さて、活動自粛期間中は閉鎖されていた葛西海浜公園ですが、その期間中の5月17日(日)に絶滅危惧種のコアジサシの営巣が確認されました。そして5月29日現在も営巣は続いています。その数、60巣以上!。どこで営巣しているかと言うと、なぎさ橋を渡った東側です。
( コアジサシの東側保護区 2020.5.29 )
営巣数が多いのは、波打ち際に貝殻が堆積したエリアです。おそらく40巣以上あります。最初に確認された巣もこのエリアで、順調に抱卵していれば6月上旬には誕生します。
ただし、このエリアは安心できません。貝殻が堆積しているということは、潮を被る恐れがあります。大潮の満潮時に強い南風が吹かないことを祈りましょう。 その心配が少ないのは、少し高い場所にあるエリアです。先週末まで営巣数は少なかったのですが、海浜公園の方にコアジサシ誘致用に「白い砂」を用意していただき、それを撒いてから営巣数は増え、現在は20巣ほどになりました。 あっ、その数日前に、吉田くんが波打ち際の貝殻を一生懸命集めて撒いてくれていたのを忘れていました。吉田くんと会う機会がありましたら『よくやったね』と褒めてあげてください。思い出したらで構いません。後輩いじりはほどほどにして、このエリアには今日もコアジサシたちがよく降り立っていたので、今後営巣数は増えそうです。
ここまで順調に営巣しているように思えますが、そうでもありません。
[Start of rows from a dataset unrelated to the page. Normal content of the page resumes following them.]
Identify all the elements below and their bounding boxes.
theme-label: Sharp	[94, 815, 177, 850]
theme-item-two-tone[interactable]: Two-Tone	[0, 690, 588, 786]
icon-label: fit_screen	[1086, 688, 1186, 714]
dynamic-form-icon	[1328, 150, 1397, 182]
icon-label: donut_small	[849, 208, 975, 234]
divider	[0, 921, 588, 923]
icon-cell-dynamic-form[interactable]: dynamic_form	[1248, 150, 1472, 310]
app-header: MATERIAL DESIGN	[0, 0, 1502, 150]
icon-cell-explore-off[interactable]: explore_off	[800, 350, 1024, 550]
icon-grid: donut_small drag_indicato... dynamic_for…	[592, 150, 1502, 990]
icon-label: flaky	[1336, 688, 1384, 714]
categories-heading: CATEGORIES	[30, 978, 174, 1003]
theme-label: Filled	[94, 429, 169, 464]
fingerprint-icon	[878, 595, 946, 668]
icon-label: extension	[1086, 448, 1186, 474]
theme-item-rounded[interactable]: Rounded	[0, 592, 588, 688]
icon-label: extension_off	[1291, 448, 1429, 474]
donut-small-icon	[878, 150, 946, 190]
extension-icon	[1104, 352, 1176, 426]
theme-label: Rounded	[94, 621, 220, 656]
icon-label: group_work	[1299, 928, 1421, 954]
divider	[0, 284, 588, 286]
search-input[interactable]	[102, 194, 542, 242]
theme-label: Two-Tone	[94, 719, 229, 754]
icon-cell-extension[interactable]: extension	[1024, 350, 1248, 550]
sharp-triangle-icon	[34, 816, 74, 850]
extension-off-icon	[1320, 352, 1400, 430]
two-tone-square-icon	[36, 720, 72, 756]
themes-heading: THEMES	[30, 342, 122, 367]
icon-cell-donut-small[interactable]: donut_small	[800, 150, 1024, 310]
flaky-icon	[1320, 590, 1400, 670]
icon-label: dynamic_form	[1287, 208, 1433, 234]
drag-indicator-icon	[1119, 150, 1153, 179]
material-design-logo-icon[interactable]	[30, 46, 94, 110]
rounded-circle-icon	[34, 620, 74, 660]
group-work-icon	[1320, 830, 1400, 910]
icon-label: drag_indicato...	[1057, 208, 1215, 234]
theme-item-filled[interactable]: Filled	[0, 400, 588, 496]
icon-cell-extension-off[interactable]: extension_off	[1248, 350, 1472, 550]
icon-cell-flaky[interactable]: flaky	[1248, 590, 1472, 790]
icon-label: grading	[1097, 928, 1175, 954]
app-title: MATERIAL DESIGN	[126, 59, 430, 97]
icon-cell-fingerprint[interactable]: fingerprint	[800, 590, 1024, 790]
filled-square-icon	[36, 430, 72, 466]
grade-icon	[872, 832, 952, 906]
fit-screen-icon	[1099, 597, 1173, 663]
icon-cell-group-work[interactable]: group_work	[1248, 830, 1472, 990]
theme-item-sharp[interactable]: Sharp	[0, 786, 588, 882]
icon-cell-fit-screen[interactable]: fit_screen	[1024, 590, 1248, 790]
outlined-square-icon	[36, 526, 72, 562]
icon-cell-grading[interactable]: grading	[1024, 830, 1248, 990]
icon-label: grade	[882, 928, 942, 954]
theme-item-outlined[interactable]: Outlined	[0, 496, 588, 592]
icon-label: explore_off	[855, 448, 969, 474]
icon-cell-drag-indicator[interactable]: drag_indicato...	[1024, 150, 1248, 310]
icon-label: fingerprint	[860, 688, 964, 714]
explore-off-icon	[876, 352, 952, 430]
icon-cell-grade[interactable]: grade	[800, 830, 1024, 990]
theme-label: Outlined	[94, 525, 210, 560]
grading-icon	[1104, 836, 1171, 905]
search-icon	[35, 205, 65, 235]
なぎさ橋の西側でも約30巣見つかりましたが、ほぼすべて失敗しました。カラスに卵を食べられたり、波にさらわれたり、人に踏まれてしまった巣もわずかながらありました。
皆様にお願いです。保護区の面積は過去10年間で最大の広さです。そのため『コアジサシたちとの距離が遠いなぁ』と思っても、保護区に近づき過ぎないようにご注意ください。コアジサシが近くに降り立っていないだけで、じつは保護区から近い場所で卵を温めている番(つがい)がいます。もし、近くにコアジサシがいなければ、保護区から少し離れ、できれば座って観察してください。
でも一番のお願いは、公園にお越しの際にはコアジサシを観察してください。保護区内にコアジサシがいない時に『何もいないから入っていいかな』と人が保護区内に立ち入ってしまうかもしれません。保護区周辺で観察する人がいたら、そうは思いにくいはずです。自然好き・野鳥好きな皆様の観察する姿が抑止力になります。このブログをご覧になって『コアジサシを初めて知ったよ』という方は、ぜひ一度コアジサシの姿を観察してください。卵を温める姿や、獲物を獲るときに空中から水中にダイブする姿はカッコイイですよ。
※3密は避けての観察をお願いします。
長くなってしまいましたが、西なぎさで繁殖するコアジサシの観察を通して「野生生物」と「人」が共存する良い場所だなっと感じてもらえると嬉しいです。